Morphological markers are typically visually characterized phenotypic characters such as flower colour, seed shape or growth habit. According on (Winter and Kahl, 1995), isozyme markers are differences in enzymes that are detected by electrophoresis and specific staining. The major disadvantages of morphological and biochemical markers are that they may be limited in number and are influenced by environmental factors or the developmental stage of the plant. Nevertheless, despite all those limitations, morphological and biochemical markers have been awfully functional to 171 plant breeders (Eagles et al., 2001; Weeden et al., 1994).

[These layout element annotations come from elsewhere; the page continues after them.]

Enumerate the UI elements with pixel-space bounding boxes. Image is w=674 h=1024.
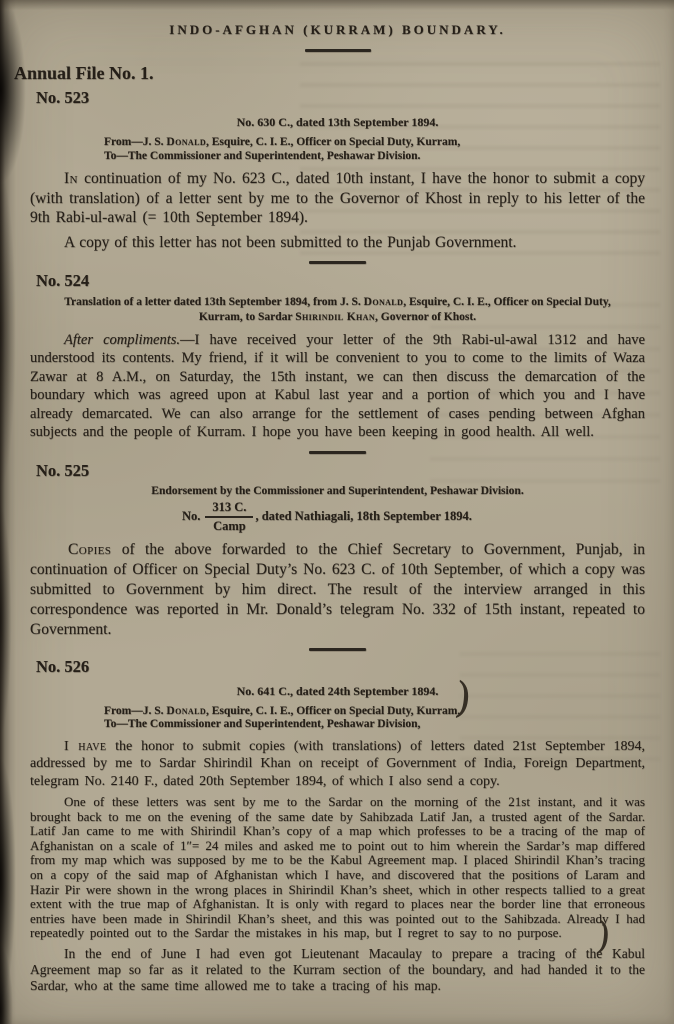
page-content: INDO-AFGHAN (KURRAM) BOUNDARY. Annual Fi… — [0, 0, 674, 1024]
ref-suffix: , dated Nathiagali, 18th September 1894. — [255, 509, 471, 524]
body-paragraph: A copy of this letter has not been submi… — [30, 233, 645, 252]
paragraph-text: One of these letters was sent by me to t… — [30, 794, 645, 940]
from-line-526: From—J. S. Donald, Esquire, C. I. E., Of… — [104, 705, 645, 719]
section-divider — [305, 49, 371, 52]
section-number-526: No. 526 — [36, 657, 645, 677]
from-prefix: From—J. S. — [104, 136, 166, 148]
body-paragraph: In the end of June I had even got Lieute… — [30, 946, 645, 994]
paragraph-lead: In — [64, 170, 78, 187]
paragraph-lead: I have — [64, 739, 106, 754]
annual-file-label: Annual File No. 1. — [14, 63, 645, 84]
body-paragraph: Copies of the above forwarded to the Chi… — [30, 540, 645, 640]
paragraph-text: continuation of my No. 623 C., dated 10t… — [30, 170, 645, 226]
paragraph-text: of the above forwarded to the Chief Secr… — [30, 541, 645, 638]
reference-number-line: No. 313 C.Camp , dated Nathiagali, 18th … — [182, 500, 645, 534]
doc-ref-text: No. 641 C., dated 24th September 1894. — [237, 684, 439, 698]
from-name: Donald — [166, 705, 206, 717]
from-suffix: , Esquire, C. I. E., Officer on Special … — [206, 705, 460, 717]
heading-name: Shirindil Khan — [295, 311, 375, 323]
ref-prefix: No. — [182, 509, 200, 524]
doc-ref-526: No. 641 C., dated 24th September 1894.) — [30, 684, 645, 699]
handwritten-paren-mark: ) — [455, 697, 471, 699]
paragraph-lead-italic: After compliments. — [64, 332, 180, 348]
to-line-523: To—The Commissioner and Superintendent, … — [104, 150, 645, 164]
section-number-523: No. 523 — [36, 88, 645, 108]
section-number-525: No. 525 — [36, 461, 645, 481]
paragraph-lead: Copies — [68, 541, 111, 558]
to-line-526: To—The Commissioner and Superintendent, … — [104, 718, 645, 732]
page-title: INDO-AFGHAN (KURRAM) BOUNDARY. — [30, 22, 645, 38]
section-divider — [309, 648, 366, 651]
document-page: INDO-AFGHAN (KURRAM) BOUNDARY. Annual Fi… — [0, 0, 674, 1024]
body-paragraph: One of these letters was sent by me to t… — [30, 795, 645, 941]
endorsement-heading: Endorsement by the Commissioner and Supe… — [30, 485, 645, 497]
body-paragraph: After compliments.—I have received your … — [30, 331, 645, 442]
from-line-523: From—J. S. Donald, Esquire, C. I. E., Of… — [104, 136, 645, 150]
from-name: Donald — [166, 136, 206, 148]
from-suffix: , Esquire, C. I. E., Officer on Special … — [206, 136, 460, 148]
heading-name: Donald — [364, 296, 404, 308]
ref-camp: Camp — [205, 518, 253, 534]
from-prefix: From—J. S. — [104, 705, 166, 717]
ref-number: 313 C. — [205, 500, 253, 518]
section-divider — [309, 451, 366, 454]
handwritten-paren-mark: ) — [562, 932, 611, 937]
paragraph-text: the honor to submit copies (with transla… — [30, 739, 645, 789]
body-paragraph: I have the honor to submit copies (with … — [30, 738, 645, 791]
ref-fraction: 313 C.Camp — [205, 500, 253, 534]
heading-text: , Governor of Khost. — [375, 311, 476, 323]
doc-ref-523: No. 630 C., dated 13th September 1894. — [30, 115, 645, 130]
section-divider — [309, 261, 366, 264]
translation-heading: Translation of a letter dated 13th Septe… — [48, 295, 626, 326]
heading-text: Translation of a letter dated 13th Septe… — [64, 296, 363, 308]
section-number-524: No. 524 — [36, 271, 645, 291]
body-paragraph: In continuation of my No. 623 C., dated … — [30, 169, 645, 228]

DNA markers are the mainly used type of marker primarily because of their abundance. They come up from dissimilar kinds of DNA mutations like substitution mutations, rearrangements (insertions or deletions) or errors in replication of tandemly repeated DNA (Paterson, 1996). These markers are selectively neutral since they are typically located in non-coding regions of DNA. Contrasting with the morphological and biochemical markers, DNA markers are basically limitless in number and are not exaggerated by environmental factors or the developmental stage of the plant (Winter and Kahl, 1995). DNA markers have various applications in plant breeding such as identifying the level of genetic diversity within germplasm as well as cultivar identity, instead of in the construction of linkage maps only (Jahufer et al., 2003; Winter and Kahl, 1995).

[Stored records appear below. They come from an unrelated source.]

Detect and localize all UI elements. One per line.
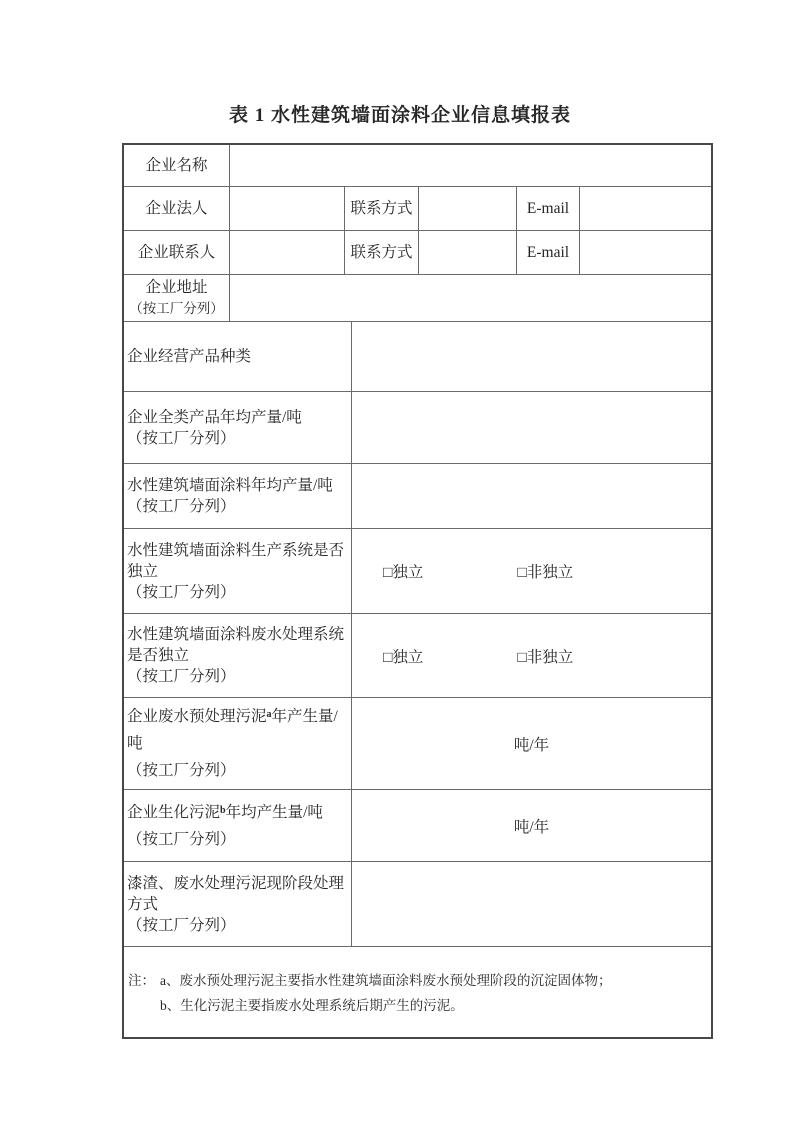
biochemical-sludge-label: 企业生化污泥b年均产生量/吨 （按工厂分列） xyxy=(124,790,352,862)
production-system-options: □独立 □非独立 xyxy=(352,529,711,614)
note-item-a: a、废水预处理污泥主要指水性建筑墙面涂料废水预处理阶段的沉淀固体物； xyxy=(160,968,612,993)
row-footnotes: 注： a、废水预处理污泥主要指水性建筑墙面涂料废水预处理阶段的沉淀固体物； b、… xyxy=(124,947,711,1037)
row-production-system-independent: 水性建筑墙面涂料生产系统是否 独立 （按工厂分列） □独立 □非独立 xyxy=(124,529,711,614)
pretreatment-sludge-label: 企业废水预处理污泥a年产生量/ 吨 （按工厂分列） xyxy=(124,698,352,790)
row-wastewater-system-independent: 水性建筑墙面涂料废水处理系统 是否独立 （按工厂分列） □独立 □非独立 xyxy=(124,614,711,698)
row-biochemical-sludge-output: 企业生化污泥b年均产生量/吨 （按工厂分列） 吨/年 xyxy=(124,790,711,862)
product-types-field[interactable] xyxy=(352,322,711,392)
contact-email-label: E-mail xyxy=(517,231,580,275)
coating-annual-output-field[interactable] xyxy=(352,464,711,529)
company-address-field[interactable] xyxy=(230,275,711,322)
unit-tons-per-year: 吨/年 xyxy=(514,733,549,755)
document-page: 表 1 水性建筑墙面涂料企业信息填报表 企业名称 企业法人 联系方式 E-mai… xyxy=(0,0,800,1131)
note-body: a、废水预处理污泥主要指水性建筑墙面涂料废水预处理阶段的沉淀固体物； b、生化污… xyxy=(160,968,612,1018)
row-company-name: 企业名称 xyxy=(124,145,711,187)
row-pretreatment-sludge-output: 企业废水预处理污泥a年产生量/ 吨 （按工厂分列） 吨/年 xyxy=(124,698,711,790)
total-annual-output-field[interactable] xyxy=(352,392,711,464)
legal-person-label: 企业法人 xyxy=(124,187,230,231)
wastewater-system-options: □独立 □非独立 xyxy=(352,614,711,698)
contact-method-field[interactable] xyxy=(419,231,517,275)
legal-contact-label: 联系方式 xyxy=(345,187,419,231)
checkbox-wastewater-independent[interactable]: □独立 xyxy=(383,645,423,667)
row-legal-person: 企业法人 联系方式 E-mail xyxy=(124,187,711,231)
unit-tons-per-year: 吨/年 xyxy=(514,815,549,837)
footnotes-cell: 注： a、废水预处理污泥主要指水性建筑墙面涂料废水预处理阶段的沉淀固体物； b、… xyxy=(124,947,711,1037)
company-name-label: 企业名称 xyxy=(124,145,230,187)
row-sludge-treatment-method: 漆渣、废水处理污泥现阶段处理 方式 （按工厂分列） xyxy=(124,862,711,947)
production-system-label: 水性建筑墙面涂料生产系统是否 独立 （按工厂分列） xyxy=(124,529,352,614)
legal-person-field[interactable] xyxy=(230,187,345,231)
row-contact-person: 企业联系人 联系方式 E-mail xyxy=(124,231,711,275)
checkbox-wastewater-non-independent[interactable]: □非独立 xyxy=(517,645,573,667)
row-company-address: 企业地址 （按工厂分列） xyxy=(124,275,711,322)
checkbox-production-non-independent[interactable]: □非独立 xyxy=(517,560,573,582)
sludge-treatment-field[interactable] xyxy=(352,862,711,947)
contact-person-field[interactable] xyxy=(230,231,345,275)
row-product-types: 企业经营产品种类 xyxy=(124,322,711,392)
biochemical-sludge-unit: 吨/年 xyxy=(352,790,711,862)
contact-person-label: 企业联系人 xyxy=(124,231,230,275)
row-coating-annual-output: 水性建筑墙面涂料年均产量/吨 （按工厂分列） xyxy=(124,464,711,529)
pretreatment-sludge-unit: 吨/年 xyxy=(352,698,711,790)
legal-email-field[interactable] xyxy=(580,187,711,231)
coating-annual-output-label: 水性建筑墙面涂料年均产量/吨 （按工厂分列） xyxy=(124,464,352,529)
form-table: 企业名称 企业法人 联系方式 E-mail 企业联系人 xyxy=(122,143,713,1039)
sludge-treatment-label: 漆渣、废水处理污泥现阶段处理 方式 （按工厂分列） xyxy=(124,862,352,947)
legal-contact-field[interactable] xyxy=(419,187,517,231)
company-address-label: 企业地址 （按工厂分列） xyxy=(124,275,230,322)
company-name-field[interactable] xyxy=(230,145,711,187)
product-types-label: 企业经营产品种类 xyxy=(124,322,352,392)
checkbox-production-independent[interactable]: □独立 xyxy=(383,560,423,582)
note-prefix: 注： xyxy=(128,968,155,993)
total-annual-output-label: 企业全类产品年均产量/吨 （按工厂分列） xyxy=(124,392,352,464)
note-item-b: b、生化污泥主要指废水处理系统后期产生的污泥。 xyxy=(160,993,612,1018)
legal-email-label: E-mail xyxy=(517,187,580,231)
contact-email-field[interactable] xyxy=(580,231,711,275)
contact-method-label: 联系方式 xyxy=(345,231,419,275)
wastewater-system-label: 水性建筑墙面涂料废水处理系统 是否独立 （按工厂分列） xyxy=(124,614,352,698)
page-title: 表 1 水性建筑墙面涂料企业信息填报表 xyxy=(0,100,800,127)
row-total-annual-output: 企业全类产品年均产量/吨 （按工厂分列） xyxy=(124,392,711,464)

DNA markers can be classified into three classes based on the manner of their detection: (1) hybridization-based; (2) polymerase chain reaction (PCR)-based and (3) DNA sequence-based (Joshi et al., 1999; Winter & Kahl, 1995). DNA markers possibly will reveal genetic varieties that can be seen by using gel electrophoresis and staining with chemicals (ethidium bromide or silver) method or detection with radioactive or colorimetric probes. They are particularly useful if they can expose differences between individuals of the same or different species. These kinds of markers are called polymorphic markers, whereas markers that do not distinguish between genotypes are called monomorphic markers. Polymorphic markers could be described as codominant or dominant as well. This explanation is based on whether markers can discriminate between homozygotes and heterozygotes.
2.9 rpoC Gene
In recent times, a number of chloroplast DNA sequences with major homology to bacterial RNA polymerase subunit genes have been discovered and reported (Ohyama et al., 1986; Shinozaki et al., 1986; Sijben-Muller et al., 1986). Sijben-Muller et al. was the first who reported the sequences of a gene with homology to the gene for the Î± subunit of Escherichia coli RNA polymerase (denoted rpoA). This was followed by the publication of the complete chloroplast DNA sequences of Marchantia (Ohyama et al., 1986) and tobacco (Shinozaki et al., 1986) which contained a Î±-like subunit gene as well. Furthermore, these plants hold two additional chloroplast genes, perhaps restricted within a single transcription unit, with homology to the p' (rpoC gene product) and p (rpoB gene product) subunits of E. coli RNA polymerase. RpoC gene also synonymous with RNA polymerase, beta prime subunit.